Покуда мы будем заставлять студентов оправдываться в том, что они учатся, покуда мы не вспомним, какая огромная работа настоящее учение само по себе, покуда мы не рассеем представления о легкости студенческой жизни, основанное на впечатлениях чисто внешних, о жизни, при которой‑де нужны противоядия, чтобы студент «от великой учености» не впал в разные грехи, до тех пор у нас будут появляться недоучи. Ученость не может быть слишком великой, а такие взгляды на студенчество очень близки представлениям невежд о легкости умственного труда и подготовки к нему. Обычно так полагают люди, которые сами учились кое-чему и кое‑как, и полагают, что все науки может заменить житейский здравый смысл, «здравый человеческий рассудок». О том, как подводит этот житейский здравый рассудок человека, пытающегося на его основе решать научные проблемы, писал еще Энгельс в «Анти-Дюринге»: «…Здравый человеческий смысл, весьма почтенный спутник в четырех стенах своего домашнего обихода, переживает самые удивительные приключения, лишь только он отважится выйти на широкий простор исследования». Высказывание это часто цитируется, но редко принимается за предостережение!

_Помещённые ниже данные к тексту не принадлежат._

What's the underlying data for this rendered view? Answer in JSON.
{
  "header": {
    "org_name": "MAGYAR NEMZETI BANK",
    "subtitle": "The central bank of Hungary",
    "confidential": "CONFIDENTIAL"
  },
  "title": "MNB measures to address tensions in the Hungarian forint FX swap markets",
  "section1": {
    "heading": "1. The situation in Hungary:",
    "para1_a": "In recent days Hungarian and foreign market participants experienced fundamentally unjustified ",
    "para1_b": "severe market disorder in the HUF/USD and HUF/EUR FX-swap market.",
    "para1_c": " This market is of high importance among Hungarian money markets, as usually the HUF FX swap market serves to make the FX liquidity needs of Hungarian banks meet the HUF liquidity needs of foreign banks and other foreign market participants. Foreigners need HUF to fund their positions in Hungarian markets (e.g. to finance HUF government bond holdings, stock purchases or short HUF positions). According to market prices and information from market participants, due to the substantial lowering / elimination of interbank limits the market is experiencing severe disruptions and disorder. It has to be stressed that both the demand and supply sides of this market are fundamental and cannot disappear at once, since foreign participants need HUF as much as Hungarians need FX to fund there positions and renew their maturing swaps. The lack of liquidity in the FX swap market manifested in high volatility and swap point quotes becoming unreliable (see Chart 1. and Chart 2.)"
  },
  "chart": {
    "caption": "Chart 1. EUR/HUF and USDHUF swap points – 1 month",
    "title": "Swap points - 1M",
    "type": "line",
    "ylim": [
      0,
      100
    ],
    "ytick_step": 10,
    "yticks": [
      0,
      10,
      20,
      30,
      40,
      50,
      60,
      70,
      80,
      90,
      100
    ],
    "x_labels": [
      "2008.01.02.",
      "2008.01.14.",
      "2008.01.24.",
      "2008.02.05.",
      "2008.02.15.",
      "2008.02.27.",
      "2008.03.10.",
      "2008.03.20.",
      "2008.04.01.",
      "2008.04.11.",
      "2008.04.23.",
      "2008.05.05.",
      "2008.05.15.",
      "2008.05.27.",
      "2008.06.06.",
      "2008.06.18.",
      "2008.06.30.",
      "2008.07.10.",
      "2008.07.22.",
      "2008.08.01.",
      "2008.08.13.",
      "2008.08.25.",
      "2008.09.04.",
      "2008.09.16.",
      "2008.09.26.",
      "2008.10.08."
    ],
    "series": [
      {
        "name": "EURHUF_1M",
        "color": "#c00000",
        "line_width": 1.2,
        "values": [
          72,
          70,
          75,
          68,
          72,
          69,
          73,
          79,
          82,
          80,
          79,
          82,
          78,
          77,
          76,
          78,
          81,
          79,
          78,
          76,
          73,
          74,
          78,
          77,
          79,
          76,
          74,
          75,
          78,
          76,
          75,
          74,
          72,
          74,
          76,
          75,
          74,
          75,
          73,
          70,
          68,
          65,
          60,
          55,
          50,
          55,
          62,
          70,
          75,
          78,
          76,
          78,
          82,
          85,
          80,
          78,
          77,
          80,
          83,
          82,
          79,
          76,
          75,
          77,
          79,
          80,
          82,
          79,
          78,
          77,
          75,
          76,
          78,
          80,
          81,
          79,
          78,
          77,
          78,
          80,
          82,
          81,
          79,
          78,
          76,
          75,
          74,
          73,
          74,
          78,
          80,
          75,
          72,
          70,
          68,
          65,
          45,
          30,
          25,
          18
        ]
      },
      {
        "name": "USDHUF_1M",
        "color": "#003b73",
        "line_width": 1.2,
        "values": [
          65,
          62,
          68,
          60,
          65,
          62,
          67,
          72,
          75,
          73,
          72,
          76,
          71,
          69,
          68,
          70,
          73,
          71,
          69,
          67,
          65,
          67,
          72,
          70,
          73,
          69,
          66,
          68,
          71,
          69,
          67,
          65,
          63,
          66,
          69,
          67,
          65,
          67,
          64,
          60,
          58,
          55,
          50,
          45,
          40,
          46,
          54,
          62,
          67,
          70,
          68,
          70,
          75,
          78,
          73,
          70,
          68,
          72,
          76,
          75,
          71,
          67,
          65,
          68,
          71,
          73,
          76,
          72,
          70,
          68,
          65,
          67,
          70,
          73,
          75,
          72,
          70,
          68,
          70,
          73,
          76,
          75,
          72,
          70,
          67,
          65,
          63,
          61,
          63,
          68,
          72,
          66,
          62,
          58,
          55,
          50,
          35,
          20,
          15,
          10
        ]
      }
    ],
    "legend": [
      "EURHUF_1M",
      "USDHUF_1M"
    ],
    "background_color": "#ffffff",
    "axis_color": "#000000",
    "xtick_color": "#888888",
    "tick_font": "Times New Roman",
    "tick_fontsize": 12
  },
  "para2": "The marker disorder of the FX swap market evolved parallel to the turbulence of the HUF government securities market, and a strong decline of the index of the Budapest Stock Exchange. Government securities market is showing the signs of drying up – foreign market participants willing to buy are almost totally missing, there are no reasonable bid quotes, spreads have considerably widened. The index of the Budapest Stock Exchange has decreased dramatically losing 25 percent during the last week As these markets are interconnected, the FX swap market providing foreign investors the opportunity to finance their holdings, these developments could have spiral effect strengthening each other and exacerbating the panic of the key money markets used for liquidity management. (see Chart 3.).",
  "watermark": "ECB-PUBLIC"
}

Когда‑то романы о формировании молодого человека назывались «Годами странствия и учения…». Романтика студенческих странствий воспета и утвердилась в жизни. Не настало ли время прославить романтику учения? Романтику постижения не внешней — внутренней сути науки.

Извечный студенческий спор… Одни сетуют, что учение по дает им радости. Тут и растерянность перед обилием задач, и непривычка к учению, и, наконец, усталость. Вполне реальные причины.